Fig. 3. DG-8 competition assays in A549 cell lysates.

(A to C) To investigate whether top DG compounds shared the same target as DG-8, A549 protein lysates (30 μg) were incubated with DG compounds (0.5 to 50 μM) for 30 min and then with DG-8 (5 μM) for 30 min. Samples were then run on an SDS-PAGE gel, and DG-8 fluorescence was measured using a Gel Doc EZ Gel Documentation System with UV tray. Both DG-4 and DG-5 outcompeted DG-8 for binding at low micromolar concentrations, whereas DG-7 was much less potent. (D to G) Established TrxR1 inhibitors TRi-1, TRi-2, TRi-3, and auranofin were assessed in the DG-8 competition assay. TRi-3 is highly similar to our lead series of compounds and has a 4,5-dichloropyridazinone group, suggesting that it could have the same molecular target(s) as our top compounds.
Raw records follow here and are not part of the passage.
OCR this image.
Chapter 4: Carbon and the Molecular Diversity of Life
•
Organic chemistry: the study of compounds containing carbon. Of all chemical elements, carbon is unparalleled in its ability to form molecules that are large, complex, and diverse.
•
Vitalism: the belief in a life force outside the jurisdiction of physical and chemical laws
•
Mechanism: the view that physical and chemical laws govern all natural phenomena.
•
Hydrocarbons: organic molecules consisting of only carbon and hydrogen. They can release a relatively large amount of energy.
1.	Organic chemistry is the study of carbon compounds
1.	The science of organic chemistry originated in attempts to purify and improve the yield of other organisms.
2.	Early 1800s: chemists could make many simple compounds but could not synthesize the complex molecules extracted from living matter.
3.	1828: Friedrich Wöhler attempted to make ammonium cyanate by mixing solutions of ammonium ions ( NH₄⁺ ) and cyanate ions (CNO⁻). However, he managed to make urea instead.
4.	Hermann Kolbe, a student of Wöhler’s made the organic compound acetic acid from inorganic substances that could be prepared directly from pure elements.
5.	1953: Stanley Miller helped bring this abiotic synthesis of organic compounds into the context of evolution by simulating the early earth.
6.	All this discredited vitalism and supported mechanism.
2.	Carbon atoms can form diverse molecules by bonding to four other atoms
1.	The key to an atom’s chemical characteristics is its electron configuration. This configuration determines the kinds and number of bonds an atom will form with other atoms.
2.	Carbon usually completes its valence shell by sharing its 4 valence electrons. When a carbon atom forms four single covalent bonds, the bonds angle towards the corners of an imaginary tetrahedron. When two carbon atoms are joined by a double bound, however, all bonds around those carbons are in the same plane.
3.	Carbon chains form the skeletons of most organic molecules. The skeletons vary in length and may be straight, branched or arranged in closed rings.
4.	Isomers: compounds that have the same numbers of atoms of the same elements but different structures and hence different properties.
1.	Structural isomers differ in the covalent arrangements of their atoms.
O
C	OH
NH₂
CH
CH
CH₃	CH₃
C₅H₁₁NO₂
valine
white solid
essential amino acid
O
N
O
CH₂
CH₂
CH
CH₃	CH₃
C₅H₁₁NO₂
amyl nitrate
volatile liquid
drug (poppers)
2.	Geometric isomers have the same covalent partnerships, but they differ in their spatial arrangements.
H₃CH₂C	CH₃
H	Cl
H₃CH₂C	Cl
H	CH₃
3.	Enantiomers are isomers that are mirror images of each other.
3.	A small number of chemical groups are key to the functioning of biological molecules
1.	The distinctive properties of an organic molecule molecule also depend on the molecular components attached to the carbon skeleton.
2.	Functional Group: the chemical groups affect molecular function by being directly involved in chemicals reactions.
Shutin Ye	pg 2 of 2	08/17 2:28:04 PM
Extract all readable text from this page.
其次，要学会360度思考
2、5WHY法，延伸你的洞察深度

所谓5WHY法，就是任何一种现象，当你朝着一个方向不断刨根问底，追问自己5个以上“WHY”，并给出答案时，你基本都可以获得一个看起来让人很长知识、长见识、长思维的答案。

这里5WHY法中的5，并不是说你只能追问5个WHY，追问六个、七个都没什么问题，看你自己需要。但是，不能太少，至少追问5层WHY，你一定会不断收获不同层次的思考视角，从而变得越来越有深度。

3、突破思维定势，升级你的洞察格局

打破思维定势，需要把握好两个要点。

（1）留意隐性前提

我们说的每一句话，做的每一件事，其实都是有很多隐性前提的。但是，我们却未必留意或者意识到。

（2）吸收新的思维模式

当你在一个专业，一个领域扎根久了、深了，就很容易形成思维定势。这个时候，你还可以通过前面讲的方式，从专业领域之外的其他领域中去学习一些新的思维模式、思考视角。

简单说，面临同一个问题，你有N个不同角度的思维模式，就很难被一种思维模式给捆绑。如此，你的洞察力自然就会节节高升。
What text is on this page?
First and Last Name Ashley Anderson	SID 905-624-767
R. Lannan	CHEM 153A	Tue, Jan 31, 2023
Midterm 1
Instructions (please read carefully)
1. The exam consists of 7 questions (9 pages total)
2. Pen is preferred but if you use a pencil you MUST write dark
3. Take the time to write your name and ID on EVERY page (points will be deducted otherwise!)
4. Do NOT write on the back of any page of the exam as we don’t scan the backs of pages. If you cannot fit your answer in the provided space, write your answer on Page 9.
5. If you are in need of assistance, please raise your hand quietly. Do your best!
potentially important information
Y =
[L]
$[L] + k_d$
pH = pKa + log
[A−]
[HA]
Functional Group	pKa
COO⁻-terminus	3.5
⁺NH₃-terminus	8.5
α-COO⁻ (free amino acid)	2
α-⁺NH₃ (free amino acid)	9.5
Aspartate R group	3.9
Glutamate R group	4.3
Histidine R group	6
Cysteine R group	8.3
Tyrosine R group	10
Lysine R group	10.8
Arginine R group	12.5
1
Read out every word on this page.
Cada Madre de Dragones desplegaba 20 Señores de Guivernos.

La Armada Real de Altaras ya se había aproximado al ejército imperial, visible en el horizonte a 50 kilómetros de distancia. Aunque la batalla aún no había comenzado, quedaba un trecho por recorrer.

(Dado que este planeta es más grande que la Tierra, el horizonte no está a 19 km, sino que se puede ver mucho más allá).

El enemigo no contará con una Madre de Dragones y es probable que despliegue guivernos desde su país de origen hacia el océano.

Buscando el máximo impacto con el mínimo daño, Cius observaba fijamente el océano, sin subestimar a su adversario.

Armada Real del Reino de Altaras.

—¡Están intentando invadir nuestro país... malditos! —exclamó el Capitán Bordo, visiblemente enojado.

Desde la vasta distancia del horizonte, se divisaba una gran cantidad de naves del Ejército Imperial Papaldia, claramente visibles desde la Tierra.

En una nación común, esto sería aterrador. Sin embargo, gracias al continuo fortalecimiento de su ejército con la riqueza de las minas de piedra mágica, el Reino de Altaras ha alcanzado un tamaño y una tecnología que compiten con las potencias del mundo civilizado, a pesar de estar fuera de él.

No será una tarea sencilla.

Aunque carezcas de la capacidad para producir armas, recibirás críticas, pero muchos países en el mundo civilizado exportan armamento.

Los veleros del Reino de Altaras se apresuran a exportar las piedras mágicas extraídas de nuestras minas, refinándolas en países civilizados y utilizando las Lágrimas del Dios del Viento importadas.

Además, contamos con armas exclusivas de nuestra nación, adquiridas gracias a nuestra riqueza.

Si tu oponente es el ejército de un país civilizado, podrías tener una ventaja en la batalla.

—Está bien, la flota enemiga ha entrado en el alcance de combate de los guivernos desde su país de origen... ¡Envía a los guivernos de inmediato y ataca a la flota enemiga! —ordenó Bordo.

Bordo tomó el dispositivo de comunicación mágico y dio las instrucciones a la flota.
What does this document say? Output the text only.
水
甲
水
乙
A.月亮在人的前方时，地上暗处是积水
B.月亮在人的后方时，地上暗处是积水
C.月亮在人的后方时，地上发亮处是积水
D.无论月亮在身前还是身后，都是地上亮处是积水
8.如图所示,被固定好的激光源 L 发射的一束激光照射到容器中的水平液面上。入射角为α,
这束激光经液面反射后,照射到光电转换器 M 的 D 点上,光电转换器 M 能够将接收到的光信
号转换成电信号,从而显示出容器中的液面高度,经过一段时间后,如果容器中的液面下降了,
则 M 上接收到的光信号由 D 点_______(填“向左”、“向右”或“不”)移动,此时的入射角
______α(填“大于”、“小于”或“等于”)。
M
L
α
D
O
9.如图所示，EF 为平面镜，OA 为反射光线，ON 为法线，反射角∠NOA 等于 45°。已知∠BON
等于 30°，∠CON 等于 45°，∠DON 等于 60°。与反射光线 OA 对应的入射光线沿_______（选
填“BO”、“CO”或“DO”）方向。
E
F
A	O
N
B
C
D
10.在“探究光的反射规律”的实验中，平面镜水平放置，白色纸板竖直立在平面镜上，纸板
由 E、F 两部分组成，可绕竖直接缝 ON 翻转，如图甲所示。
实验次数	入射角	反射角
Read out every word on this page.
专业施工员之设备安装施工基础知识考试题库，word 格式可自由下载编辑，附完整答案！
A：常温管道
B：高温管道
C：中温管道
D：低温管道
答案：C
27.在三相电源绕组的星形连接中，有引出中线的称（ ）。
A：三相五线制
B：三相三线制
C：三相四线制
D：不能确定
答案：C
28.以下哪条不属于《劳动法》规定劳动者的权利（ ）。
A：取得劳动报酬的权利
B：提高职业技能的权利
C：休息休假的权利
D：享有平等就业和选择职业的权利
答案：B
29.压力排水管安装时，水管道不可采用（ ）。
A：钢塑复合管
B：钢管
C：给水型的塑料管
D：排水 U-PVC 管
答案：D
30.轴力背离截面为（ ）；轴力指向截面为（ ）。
TRi-1 and auranofin inhibit TrxR1 through binding to its Sec residue, whereas TRi-2 is thought to function by a non-Sec binding mechanism. Hence, TRi-1, TRi-3, and auranofin could all compete with DG-8, suggesting that this band may correspond to the 55-kDa selenoprotein TrxR1 by covalently reacting with its Sec residue. (H and I) Two popular STAT3 inhibitors Stattic and BP1-102 were assessed for DG-8 competition. While both Stattic and BP1-102 claim to be direct binders of STAT3 protein in cells, Stattic showed competition with DG-8, indicating that it may share some common STAT3 inhibitory effects as our top DG compounds. BP1-102 was not able to compete with DG-8 for binding to the ~55-kDa band. All SDS-PAGE gels were run under reducing conditions, and the fluorescence of the dye front was used to ensure regular loading.